Les coûts de la vie courante ont également connu une hausse significative. Le café qu’elle boit coûte quatre euros, « plus cher qu’à Rome ou Paris ! » Pour rendre l’addition encore plus salée, elle doit savourer son Americano à la hâte, car un train l’attend. Ce train l’emmène à 30 kilomètres de la capitale, « pour consulter un médecin dont les tarifs sont moins élevés qu’à Varsovie ». 98 % des Polonais paient encore leurs soins de santé dans le secteur privé. De plus, la situation des services publics, à la traîne, ne semble pas prête à s’améliorer. La dette explose, le déficit aussi, et le budget se concentre sur l’armement face à la menace russe.
« La Pologne est une coquille vide »
Dans cette économie à toute vitesse, Ava et sa mère se souviennent parfois du temps d’avant, en plein communisme. « Tout était rationné, et après des heures de queue, on ne parvenait qu’à obtenir de petites quantités. » Lors d’un voyage à l’Ouest en 1988, à l’âge de huit ans, Ava découvre des « magasins colorés. C’était un émerveillement. Tout était beau, faste et coloré, loin des tickets de ravitaillement et des couleurs ternes ici… ».
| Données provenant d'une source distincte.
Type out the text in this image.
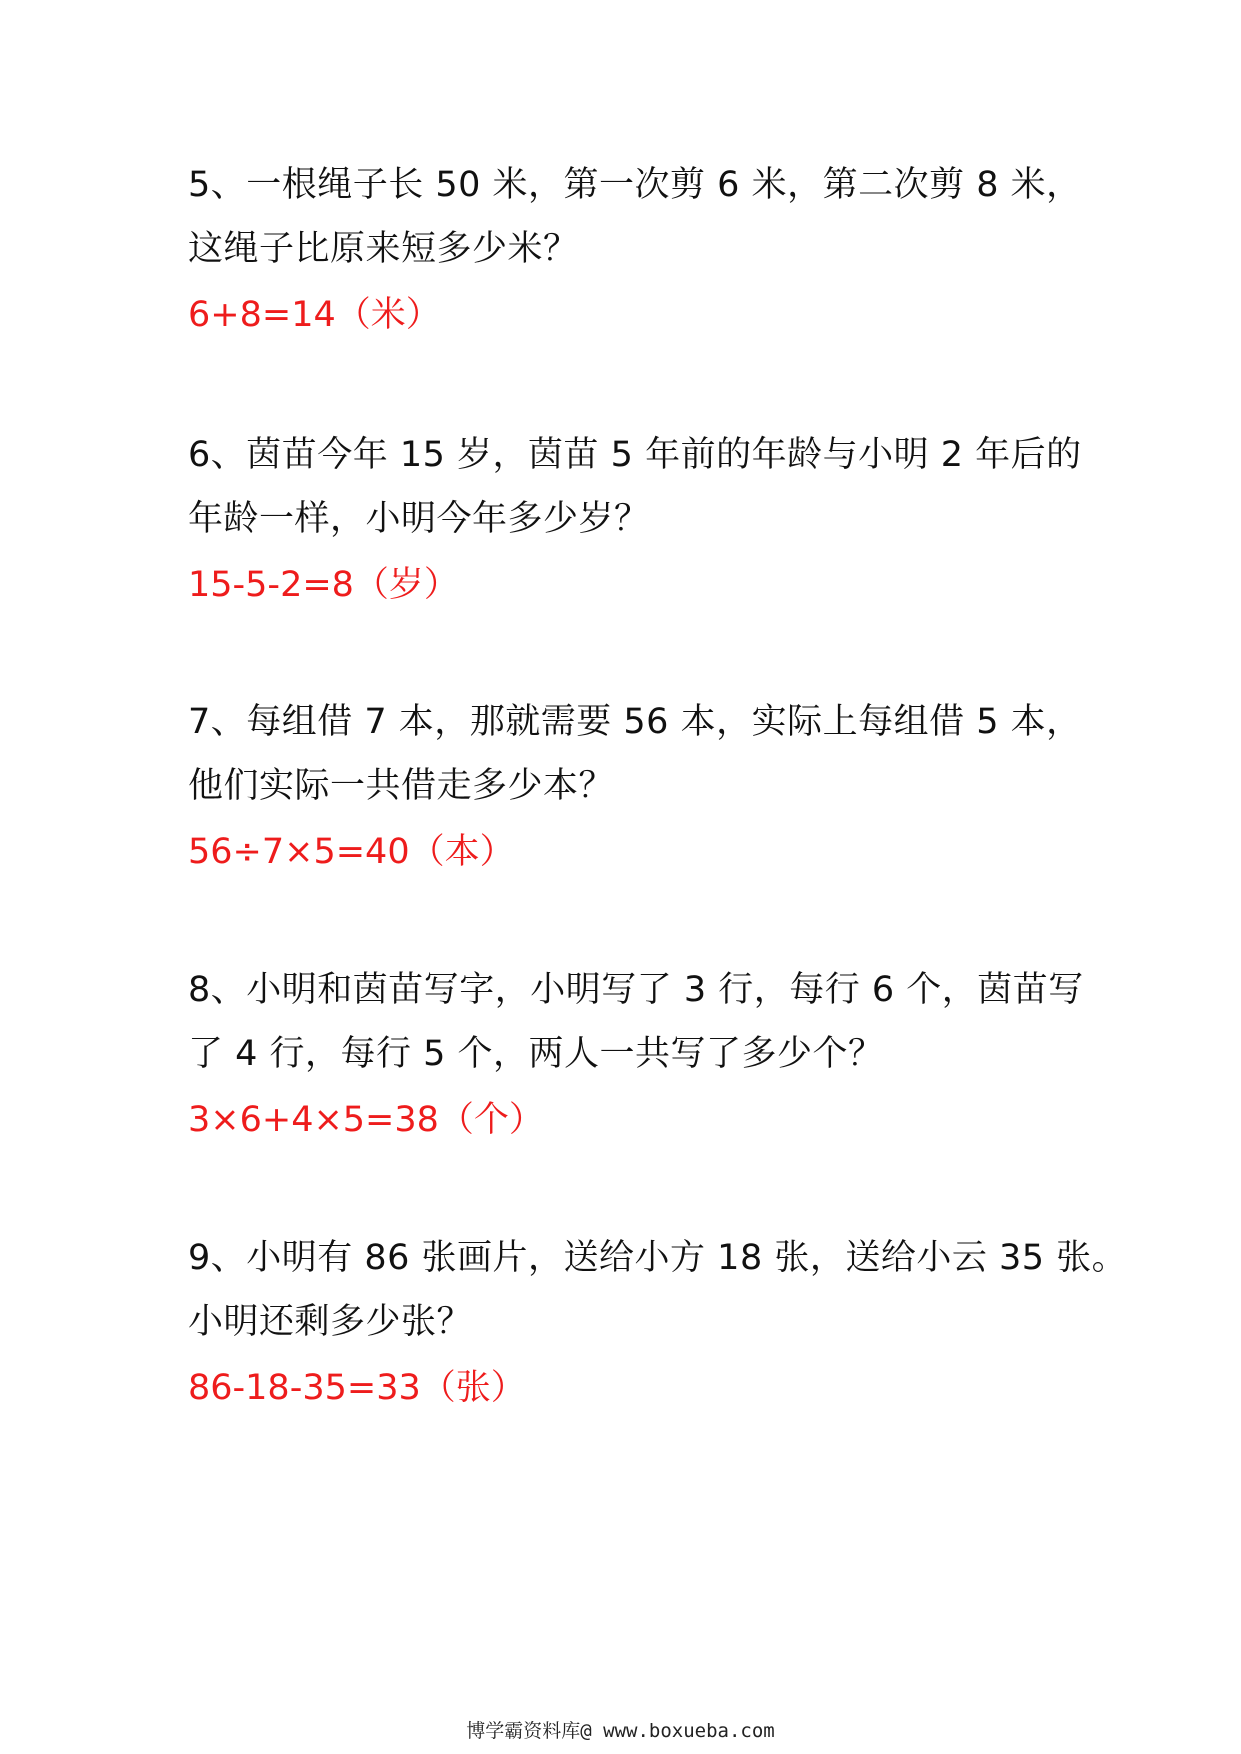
5、一根绳子长 50 米，第一次剪 6 米，第二次剪 8 米，
这绳子比原来短多少米？
6+8=14（米）
6、茵苗今年 15 岁，茵苗 5 年前的年龄与小明 2 年后的
年龄一样，小明今年多少岁？
15-5-2=8（岁）
7、每组借 7 本，那就需要 56 本，实际上每组借 5 本，
他们实际一共借走多少本？
56÷7×5=40（本）
8、小明和茵苗写字，小明写了 3 行，每行 6 个，茵苗写
了 4 行，每行 5 个，两人一共写了多少个？
3×6+4×5=38（个）
9、小明有 86 张画片，送给小方 18 张，送给小云 35 张。
小明还剩多少张？
86-18-35=33（张）
博学霸资料库@ www.boxueba.com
Aujourd’hui, les magasins colorés sont présents, mais avec des noms qui ne sonnent pas vraiment locaux, comme Lidl, Carrefour, Auchan… « Nous sommes une coquille vide », déplore la mère. Pour rattraper le retard accumulé, le « plan Balcerowicz », du nom du ministre des Finances en 1990, a permis « aux grandes marques d’envahir notre marché, et nous avons perdu notre place », regrette-t-elle. Ava renchérit : « Nous achetons des légumes de Moldavie, pendant que notre production part en Europe. Les produits sains ou bio sont hors de prix, et il est difficile de se permettre ce qui est produit sur notre sol. » Incontestablement, la Pologne est devenue un beau et riche pays, « mais est-ce encore le nôtre ? »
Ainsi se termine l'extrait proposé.